Powell, who co-founded DeFi lender Maple Finance, told Decrypt at Messari Mainnet 2023 this week that the DeFi lending space has matured over the past year. Not that it’s had much choice. The implosion of crypto hedge fund 3AC in June 2022, and the contagion that has spread throughout the market since, has forced traders and lenders to reevaluate what is realistically possible.

“Borrowers and lenders are now saying, ‘I’d rather take a pretty sure 8% [return], rather than a speculative 20%’,” said Powell. “So we’re seeing much more emphasis on what is the risk-adjusted yield rather than what is the absolute yield,” he added.


Yield in DeFi and traditional finance refers to cash earned on an investment over time. In the experimental world of DeFi, investors can lock-up funds and earn rewards.

A little over a year ago, crypto lenders were still promising borrowers astronomical returns on deposits, in some cases over 20%. But those days are now over, in large part due to the collapse of the crypto project Terra in May of last year.

Terra in its hey-day was a massive ecosystem with lots of apps largely focused on algorithmic stablecoins. At one point, it was perhaps the most talked-about DeFi blockchain and the second biggest after Ethereum; its native cryptocurrency, LUNA, was in its prime one of the top biggest digital assets by market cap. 

Terra’s most popular app, Anchor, facilitated risky lending and borrowing and enabled crypto degens to deposit Terra’s UST stablecoin and at times earn in excess of 20% returns in the form of more UST.

But when the music finally stopped, Terra imploded, taking hedge funds that were invested in the project down along with it.


Singapore-based cryptocurrency hedge fund 3AC was just one firm hit hard by the chaos. The firm promised big things to clients wanting to invest in new digital asset ventures. And to do so, it used crypto lenders promising big returns. 

Following Terra’s blow-up and the subsequent plunge in crypto prices, 3AC filed for bankruptcy—leaving many crypto lenders waiting on their cash. 

Now, says Powell, crypto lenders are much more sensitive to “counterparty risk management.” 

“The lessons taken away [from the collapse of 3AC] are counterparty risk management, managing contagion, and kind of siloing the risk to the individual borrowers that a lender is facing,” he said. 

He added that “seeing what is happening with funds” is now necessary so lenders can control it and a borrower cannot “trade itself into insolvency like 3AC did.” 

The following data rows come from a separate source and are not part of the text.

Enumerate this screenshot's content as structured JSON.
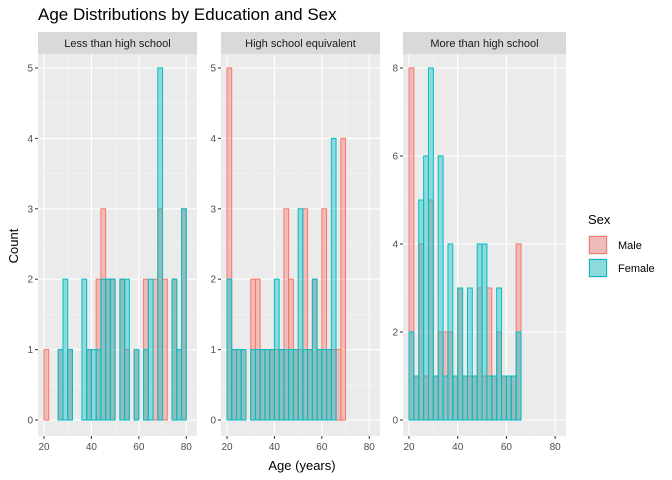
{
  "chart_data": {
    "type": "bar",
    "subtype": "faceted-histogram",
    "title": "Age Distributions by Education and Sex",
    "xlabel": "Age (years)",
    "ylabel": "Count",
    "xlim": [
      20,
      82
    ],
    "x_ticks": [
      20,
      40,
      60,
      80
    ],
    "binwidth": 2,
    "bins": [
      21,
      23,
      25,
      27,
      29,
      31,
      33,
      35,
      37,
      39,
      41,
      43,
      45,
      47,
      49,
      51,
      53,
      55,
      57,
      59,
      61,
      63,
      65,
      67,
      69,
      71,
      73,
      75,
      77,
      79,
      81
    ],
    "grid": true,
    "position": "identity",
    "legend": {
      "title": "Sex",
      "placement": "right",
      "entries": [
        {
          "label": "Male",
          "fill": "#F8766D",
          "stroke": "#F8766D"
        },
        {
          "label": "Female",
          "fill": "#00BFC4",
          "stroke": "#00BFC4"
        }
      ]
    },
    "facets": [
      {
        "label": "Less than high school",
        "ylim": [
          0,
          5
        ],
        "y_ticks": [
          0,
          1,
          2,
          3,
          4,
          5
        ],
        "series": [
          {
            "name": "Male",
            "values": [
              1,
              0,
              0,
              1,
              0,
              1,
              0,
              0,
              0,
              1,
              0,
              2,
              3,
              2,
              2,
              0,
              2,
              1,
              0,
              1,
              0,
              2,
              0,
              2,
              3,
              2,
              0,
              2,
              1,
              3,
              0
            ]
          },
          {
            "name": "Female",
            "values": [
              0,
              0,
              0,
              1,
              2,
              1,
              0,
              0,
              2,
              1,
              1,
              1,
              2,
              2,
              2,
              0,
              2,
              2,
              0,
              1,
              0,
              1,
              2,
              0,
              5,
              0,
              0,
              2,
              1,
              3,
              0
            ]
          }
        ]
      },
      {
        "label": "High school equivalent",
        "ylim": [
          0,
          5
        ],
        "y_ticks": [
          0,
          1,
          2,
          3,
          4,
          5
        ],
        "series": [
          {
            "name": "Male",
            "values": [
              5,
              1,
              1,
              1,
              0,
              2,
              2,
              1,
              1,
              1,
              1,
              1,
              3,
              2,
              1,
              1,
              3,
              1,
              2,
              1,
              3,
              1,
              1,
              1,
              4,
              0,
              0,
              0,
              0,
              0,
              0
            ]
          },
          {
            "name": "Female",
            "values": [
              2,
              1,
              1,
              1,
              0,
              1,
              1,
              1,
              1,
              1,
              2,
              1,
              1,
              1,
              1,
              3,
              1,
              1,
              2,
              1,
              1,
              1,
              4,
              0,
              0,
              0,
              0,
              0,
              0,
              0,
              0
            ]
          }
        ]
      },
      {
        "label": "More than high school",
        "ylim": [
          0,
          8
        ],
        "y_ticks": [
          0,
          2,
          4,
          6,
          8
        ],
        "series": [
          {
            "name": "Male",
            "values": [
              8,
              1,
              4,
              1,
              5,
              1,
              2,
              2,
              2,
              1,
              3,
              1,
              1,
              1,
              3,
              1,
              3,
              1,
              2,
              1,
              1,
              1,
              4,
              0,
              0,
              0,
              0,
              0,
              0,
              0,
              0
            ]
          },
          {
            "name": "Female",
            "values": [
              2,
              1,
              5,
              6,
              8,
              1,
              6,
              1,
              4,
              1,
              3,
              1,
              3,
              1,
              4,
              4,
              1,
              1,
              3,
              1,
              1,
              1,
              2,
              0,
              0,
              0,
              0,
              0,
              0,
              0,
              0
            ]
          }
        ]
      }
    ]
  }
}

Maple Finance is a credit marketplace which helps provide loans to institutions. It stands out in the DeFi space because it provides undercollateralized loans and puts them “on chain.”

Following the collapse of major crypto lenders, Maple in June launched a direct lending desk, Maple Direct, offering overcollaterized loans.  

Powell also told Decrypt at Mainnet that debt is a better asset to tokenize than equities. 


He said that this is because it is easier to monitor, while equity is difficult to track on-chain, in part due to its “changing valuation” and difficulty to track cash flows.